Веронику, сидящую на ковре в углу комнаты, затрясло, как будто сквозь нее пропустили ток высокого напряжения. Это просто сон, страшный сон, твердила она себе, пока Гванидзе тщательно вытирал скальпель и окровавленные руки об голубой пиджак убитого, а потом рылся в его карманах, откладывая в сторону найденные вещи. Завершив обыск, он выгреб из портфеля Падалицы бумаги, бегло просмотрел их и сложил на столе. Вспомнил о существовании Вероники. Поманил ее пальцем.

– Подойди ко мне.

– Нет! – Она отчаянно замотала головой. Крашеные кудряшки на ее голове встопорщились, образовав подобие волнующейся гривы.

– Подойди ко мне, я сказал, – повторил Гванидзе, сверкнув единственным глазом.

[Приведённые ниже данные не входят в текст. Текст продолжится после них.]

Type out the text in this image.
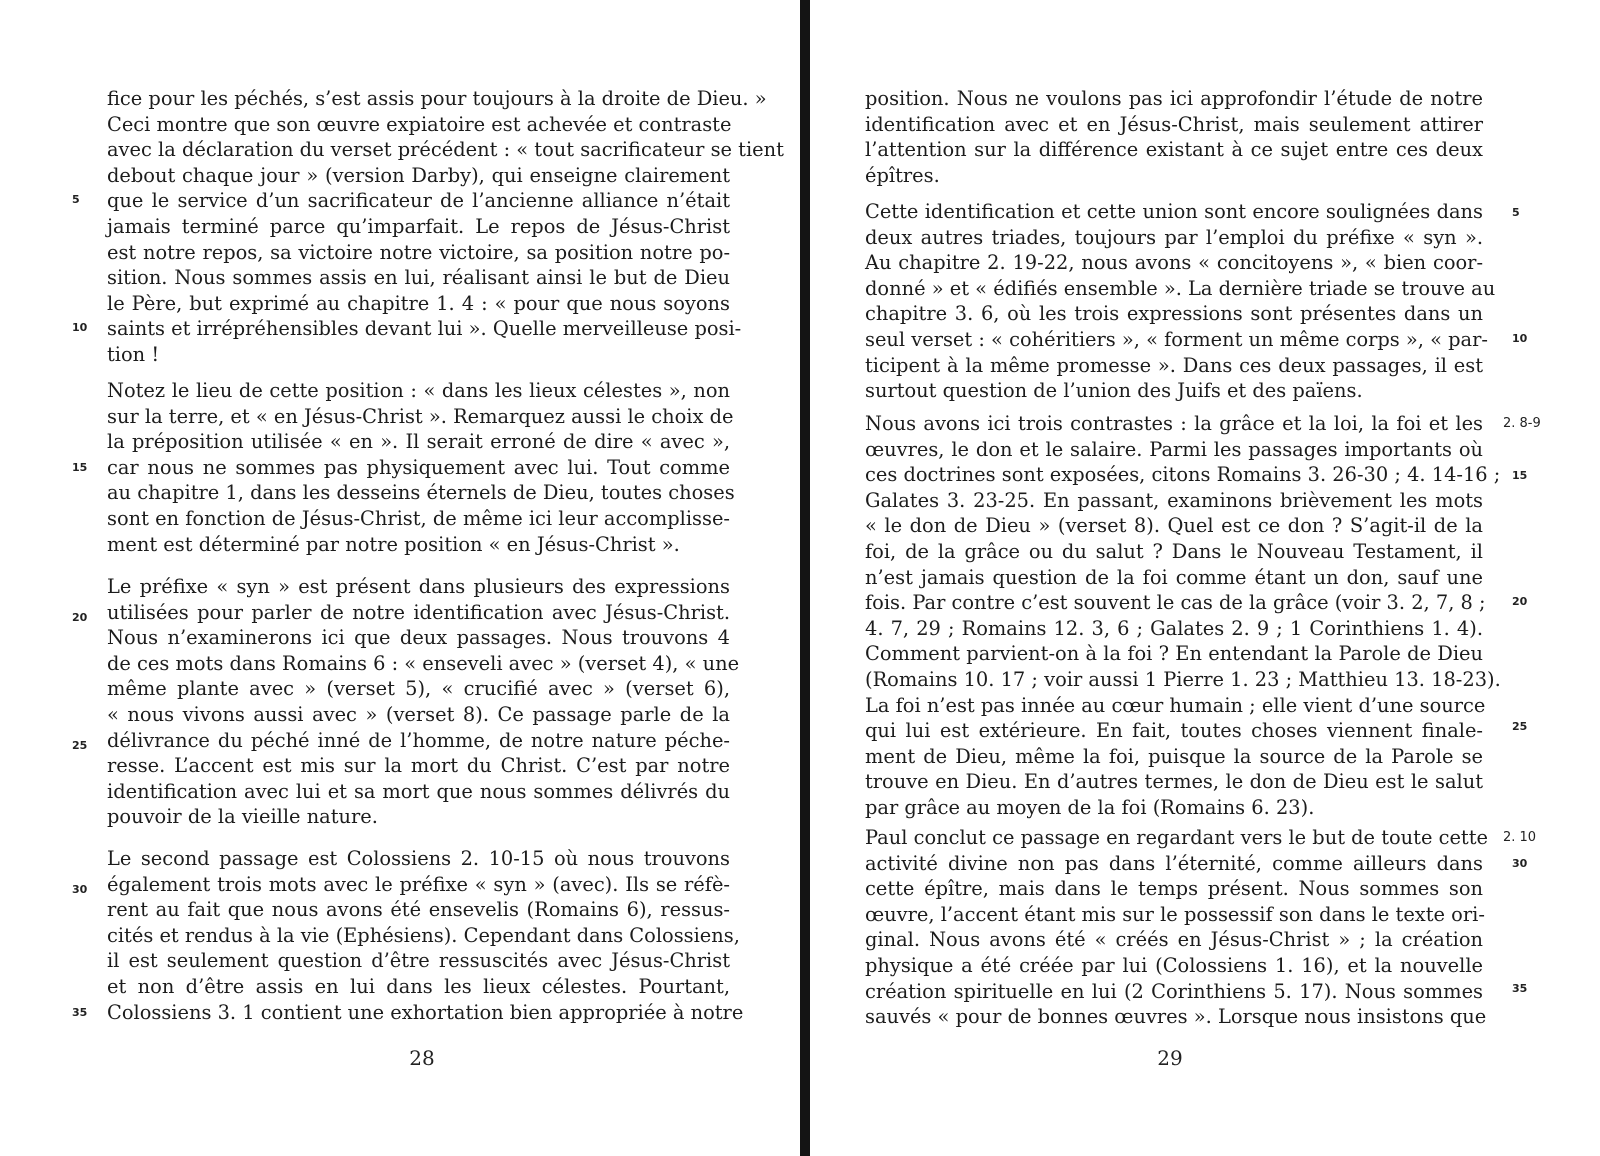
fice pour les péchés, s’est assis pour toujours à la droite de Dieu. »
Ceci montre que son œuvre expiatoire est achevée et contraste
avec la déclaration du verset précédent : « tout sacrificateur se tient
debout chaque jour » (version Darby), qui enseigne clairement
que le service d’un sacrificateur de l’ancienne alliance n’était
jamais terminé parce qu’imparfait. Le repos de Jésus-Christ
est notre repos, sa victoire notre victoire, sa position notre po-
sition. Nous sommes assis en lui, réalisant ainsi le but de Dieu
le Père, but exprimé au chapitre 1. 4 : « pour que nous soyons
saints et irrépréhensibles devant lui ». Quelle merveilleuse posi-
tion !
Notez le lieu de cette position : « dans les lieux célestes », non
sur la terre, et « en Jésus-Christ ». Remarquez aussi le choix de
la préposition utilisée « en ». Il serait erroné de dire « avec »,
car nous ne sommes pas physiquement avec lui. Tout comme
au chapitre 1, dans les desseins éternels de Dieu, toutes choses
sont en fonction de Jésus-Christ, de même ici leur accomplisse-
ment est déterminé par notre position « en Jésus-Christ ».
Le préfixe « syn » est présent dans plusieurs des expressions
utilisées pour parler de notre identification avec Jésus-Christ.
Nous n’examinerons ici que deux passages. Nous trouvons 4
de ces mots dans Romains 6 : « enseveli avec » (verset 4), « une
même plante avec » (verset 5), « crucifié avec » (verset 6),
« nous vivons aussi avec » (verset 8). Ce passage parle de la
délivrance du péché inné de l’homme, de notre nature péche-
resse. L’accent est mis sur la mort du Christ. C’est par notre
identification avec lui et sa mort que nous sommes délivrés du
pouvoir de la vieille nature.
Le second passage est Colossiens 2. 10-15 où nous trouvons
également trois mots avec le préfixe « syn » (avec). Ils se réfè-
rent au fait que nous avons été ensevelis (Romains 6), ressus-
cités et rendus à la vie (Ephésiens). Cependant dans Colossiens,
il est seulement question d’être ressuscités avec Jésus-Christ
et non d’être assis en lui dans les lieux célestes. Pourtant,
Colossiens 3. 1 contient une exhortation bien appropriée à notre
5
10
15
20
25
30
35
28
position. Nous ne voulons pas ici approfondir l’étude de notre
identification avec et en Jésus-Christ, mais seulement attirer
l’attention sur la différence existant à ce sujet entre ces deux
épîtres.
Cette identification et cette union sont encore soulignées dans
deux autres triades, toujours par l’emploi du préfixe « syn ».
Au chapitre 2. 19-22, nous avons « concitoyens », « bien coor-
donné » et « édifiés ensemble ». La dernière triade se trouve au
chapitre 3. 6, où les trois expressions sont présentes dans un
seul verset : « cohéritiers », « forment un même corps », « par-
ticipent à la même promesse ». Dans ces deux passages, il est
surtout question de l’union des Juifs et des païens.
Nous avons ici trois contrastes : la grâce et la loi, la foi et les
œuvres, le don et le salaire. Parmi les passages importants où
ces doctrines sont exposées, citons Romains 3. 26-30 ; 4. 14-16 ;
Galates 3. 23-25. En passant, examinons brièvement les mots
« le don de Dieu » (verset 8). Quel est ce don ? S’agit-il de la
foi, de la grâce ou du salut ? Dans le Nouveau Testament, il
n’est jamais question de la foi comme étant un don, sauf une
fois. Par contre c’est souvent le cas de la grâce (voir 3. 2, 7, 8 ;
4. 7, 29 ; Romains 12. 3, 6 ; Galates 2. 9 ; 1 Corinthiens 1. 4).
Comment parvient-on à la foi ? En entendant la Parole de Dieu
(Romains 10. 17 ; voir aussi 1 Pierre 1. 23 ; Matthieu 13. 18-23).
La foi n’est pas innée au cœur humain ; elle vient d’une source
qui lui est extérieure. En fait, toutes choses viennent finale-
ment de Dieu, même la foi, puisque la source de la Parole se
trouve en Dieu. En d’autres termes, le don de Dieu est le salut
par grâce au moyen de la foi (Romains 6. 23).
Paul conclut ce passage en regardant vers le but de toute cette
activité divine non pas dans l’éternité, comme ailleurs dans
cette épître, mais dans le temps présent. Nous sommes son
œuvre, l’accent étant mis sur le possessif son dans le texte ori-
ginal. Nous avons été « créés en Jésus-Christ » ; la création
physique a été créée par lui (Colossiens 1. 16), et la nouvelle
création spirituelle en lui (2 Corinthiens 5. 17). Nous sommes
sauvés « pour de bonnes œuvres ». Lorsque nous insistons que
5
10
15
20
25
30
35
2. 8-9
2. 10
29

С трудом поднявшись на дрожащие ноги, Вероника получила возможность хорошенько рассмотреть лужу крови у камина и голову мертвеца, превратившуюся в кошмарный анатомический муляж с оскаленными зубами и студенистыми шариками выпученных глаз. Ее несколько раз вывернуло на ковер, но Гванидзе не оставил ее в покое. Дождавшись, пока Вероника выплюнет под ноги последнюю порцию клейкой желчи, он схватил ее за запястье, подвел к трупу, заставил присесть, а сам попятился на несколько шагов назад.

– Улыбайся, – приказал он, ловя Веронику в объектив цифрового фотоаппарата, вмонтированного в мобильник.

– Что? – тупо спросила она, уставившись на скальпель, который успел всучить ей Гванидзе.

– Улыбайся! – рявкнул он. – Хочу сделать несколько снимков на память.

Обнаружив, что подол ее рубахи пропитался кровью, Вероника вскрикнула и выронила скальпель, еще хранящий тепло рук Гванидзе. Выругавшись, он шагнул к ней. Сквозь слезы, застилающие глаза, его фигура казалась неправдоподобно огромной. Поскуливая, Вероника поползла к двери, но Гванидзе легко настиг ее, пнул под ребра и вынудил вернуться на место. Рванув на ней ночную рубаху, он грубо вытер лоскутом ее перепачканное лицо, потом возвратился на исходную позицию и предупредил:

– Если ты сейчас же не возьмешь скальпель и не поднимешь голову, я ее тебе отрежу к такой матери. Смотри сюда! – Гванидзе призывно щелкнул пальцами поднятой руки. – Веселее! Тебе ведь не привыкать позировать, а? Вот газетчики обрадуются, если заполучат эксклюзивные снимки знаменитой певицы, допившейся до белой горячки. Так что улыбайся! Улыбайся, пока я не лишил тебя такой возможности!

Вспомнив, как выглядит лишившийся лица адвокат, Вероника постаралась растянуть губы как можно шире. Поскольку они прыгали и кривились, полноценной улыбки не получилось, но Гванидзе остался доволен результатом и, наконец, позволил Веронике встать.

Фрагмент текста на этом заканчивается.